The Australian has published a neat article today citing Parliamentary Budget Office (PBO) analysis warning of big rises in personal income taxes unless the Government embarks on widespread tax reform:
PERSONAL income tax is the only prospective source of revenue growth for the federal government, with all other major taxes either falling or about to fall.
…company tax has come off its record high while other important sources of tax revenue including superannuation, fringe benefits and consumption taxes all look weak…
“In the absence of explicit government policy decisions, average tax rates and personal income collections increase as a result of bracket creep,” the report says…

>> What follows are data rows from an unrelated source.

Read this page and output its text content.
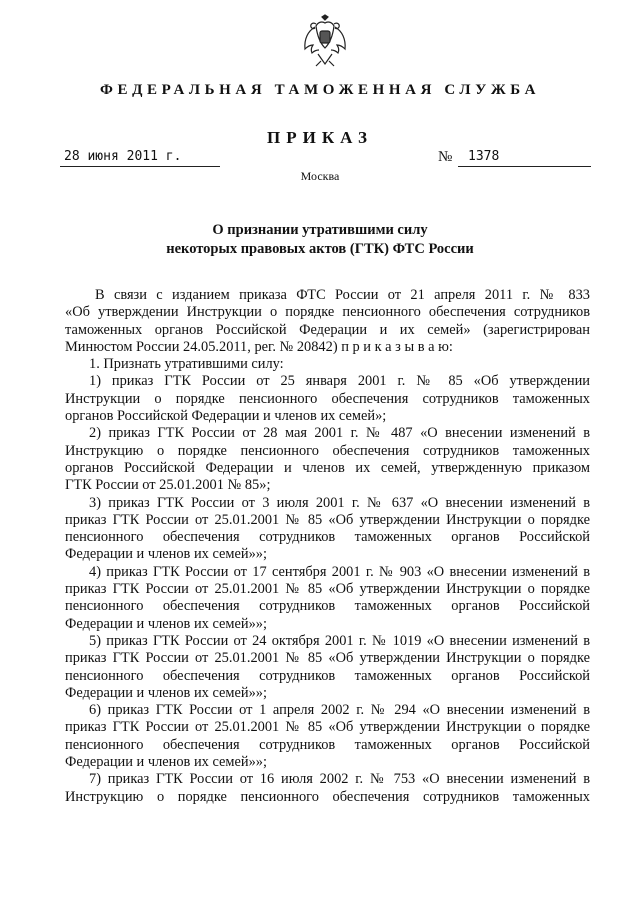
ФЕДЕРАЛЬНАЯ ТАМОЖЕННАЯ СЛУЖБА
ПРИКАЗ
28 июня 2011 г.	№	1378
Москва
О признании утратившими силу
некоторых правовых актов (ГТК) ФТС России
В связи с изданием приказа ФТС России от 21 апреля 2011 г. № 833
«Об утверждении Инструкции о порядке пенсионного обеспечения сотрудников
таможенных органов Российской Федерации и их семей» (зарегистрирован
Минюстом России 24.05.2011, рег. № 20842) п р и к а з ы в а ю:
1. Признать утратившими силу:
1) приказ ГТК России от 25 января 2001 г. № 85 «Об утверждении
Инструкции о порядке пенсионного обеспечения сотрудников таможенных
органов Российской Федерации и членов их семей»;
2) приказ ГТК России от 28 мая 2001 г. № 487 «О внесении изменений в
Инструкцию о порядке пенсионного обеспечения сотрудников таможенных
органов Российской Федерации и членов их семей, утвержденную приказом
ГТК России от 25.01.2001 № 85»;
3) приказ ГТК России от 3 июля 2001 г. № 637 «О внесении изменений в
приказ ГТК России от 25.01.2001 № 85 «Об утверждении Инструкции о порядке
пенсионного обеспечения сотрудников таможенных органов Российской
Федерации и членов их семей»»;
4) приказ ГТК России от 17 сентября 2001 г. № 903 «О внесении изменений в
приказ ГТК России от 25.01.2001 № 85 «Об утверждении Инструкции о порядке
пенсионного обеспечения сотрудников таможенных органов Российской
Федерации и членов их семей»»;
5) приказ ГТК России от 24 октября 2001 г. № 1019 «О внесении изменений в
приказ ГТК России от 25.01.2001 № 85 «Об утверждении Инструкции о порядке
пенсионного обеспечения сотрудников таможенных органов Российской
Федерации и членов их семей»»;
6) приказ ГТК России от 1 апреля 2002 г. № 294 «О внесении изменений в
приказ ГТК России от 25.01.2001 № 85 «Об утверждении Инструкции о порядке
пенсионного обеспечения сотрудников таможенных органов Российской
Федерации и членов их семей»»;
7) приказ ГТК России от 16 июля 2002 г. № 753 «О внесении изменений в
Инструкцию о порядке пенсионного обеспечения сотрудников таможенных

Resource rents once delivered almost 8 per cent of federal revenue, but now earn less than 2 per cent, reflecting the collapse of oil production and the failure of the resource rent tax to raise significant revenue.

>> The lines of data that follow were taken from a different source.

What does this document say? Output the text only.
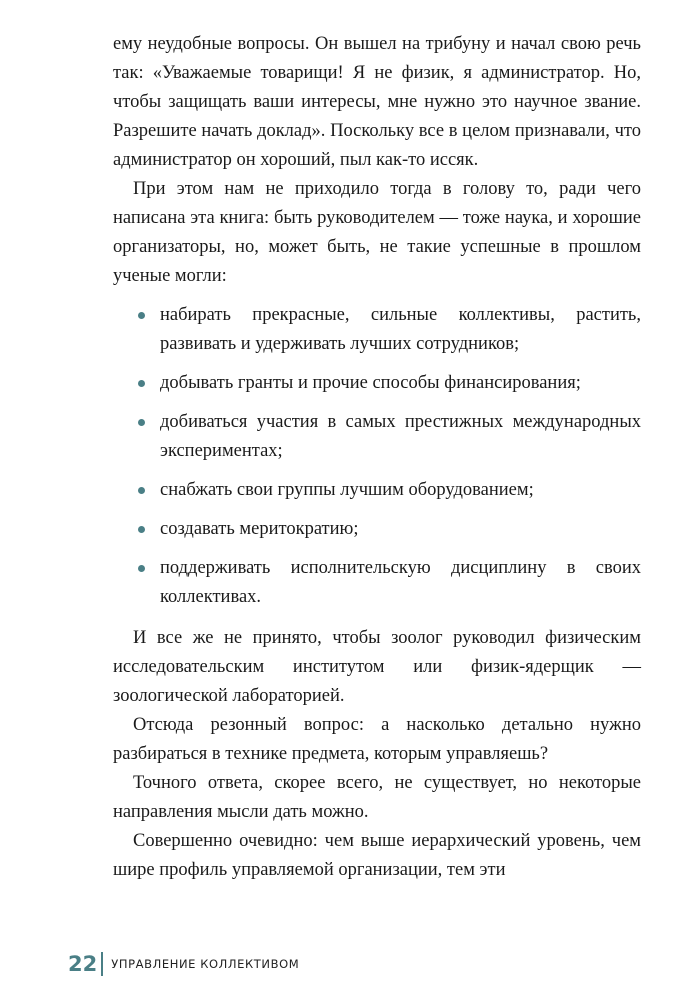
ему неудобные вопросы. Он вышел на трибуну и начал свою речь так: «Уважаемые товарищи! Я не физик, я администратор. Но, чтобы защищать ваши интересы, мне нужно это научное звание. Разрешите начать доклад». Поскольку все в целом признавали, что администратор он хороший, пыл как-то иссяк.

При этом нам не приходило тогда в голову то, ради чего написана эта книга: быть руководителем — тоже наука, и хорошие организаторы, но, может быть, не такие успешные в прошлом ученые могли:

набирать прекрасные, сильные коллективы, растить, развивать и удерживать лучших сотрудников;
добывать гранты и прочие способы финансирования;
добиваться участия в самых престижных международных экспериментах;
снабжать свои группы лучшим оборудованием;
создавать меритократию;
поддерживать исполнительскую дисциплину в своих коллективах.

И все же не принято, чтобы зоолог руководил физическим исследовательским институтом или физик-ядерщик — зоологической лабораторией.

Отсюда резонный вопрос: а насколько детально нужно разбираться в технике предмета, которым управляешь?

Точного ответа, скорее всего, не существует, но некоторые направления мысли дать можно.

Совершенно очевидно: чем выше иерархический уровень, чем шире профиль управляемой организации, тем эти

22 УПРАВЛЕНИЕ КОЛЛЕКТИВОМ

GST is suffering partly because households are saving more and spending less. It is also being undermined by the increase in the share of their total outlays being spent on health, education and housing, which are not subject to GST.
As noted yesterday, similar findings have come recently from PwC, the Australian Treasury, and the University of Canberra National Centre for Social and Economic Modelling, who all claim that without reform, average income earners will soon face a big jump in income taxes as bracket creep, brought about through inflation, pushes them into higher tax brackets.
Such a rise in income taxes would not only push the tax burden increasingly onto the working population, but it would also be highly regressive, as articulated recently by Ross Gittins:
The average full-time wage next financial year, 2014-15, will be about $76,000. On the basis of reasonable assumptions about the growth in wages over the three years to 2017-18, you can calculate that someone on half the average wage would see the proportion of their wage that they lose in tax increase by 3.5 cents in the dollar.
For someone on the average wage the increase would be 2 cents in the dollar. On twice the average wage it’s 1.1 cents. And on six times the average wage it’s 0.8 cents.
Now that’s regressive.
This is why I keep arguing for tax reform, in order to broaden the tax base and share the tax burden, as well as to improve productivity. As highlighted many times before, the Henry Tax Review found personal income tax (along with company taxes) to be highly inefficient, producing a “marginal excess burden” (i.e. the loss in consumer welfare relative to the net gain in government revenue) higher than most other forms of taxation (see next chart).
By comparison, raising or broadening the GST in exchange for cuts to personal income taxes (or giving back bracket creep) would result in clear efficiency gains, with tax expert, Professor John Freebairn, claiming that “changing the tax mix from (income taxes to indirect taxes) brings gains of 20c to 30c in the dollar and beats anything that a major corporation could do on productivity”.
It is also concerning to discover from the PBO that the proportion of tax revenue raised from resource rents has collapsed over the past 30 years, from roughly 8% to 2% currently. As shown in the above chart, the Petroleum Resource Rent Tax (PRRT) is the most efficient tax around, with zero marginal excess burden, since it applies to a tax base that is completely immobile – land. Resource rent taxes are also more equitable than either consumption taxes or income taxes.
Clearly, there are compelling reasons, therefore, to shift the tax system back towards resource rents, as well as broad-based land taxes (which have similarly tax efficiency and equity), on Budget sustainability grounds, to reduce the tax burden on the shrinking working-aged population, and to improve efficiency, productivity, and equity.
The Government needs to begin a serious discussion on tax reform that includes taxes on land/resources alongside raising/broadening the GST, in place of less efficient and/or inequitable sources.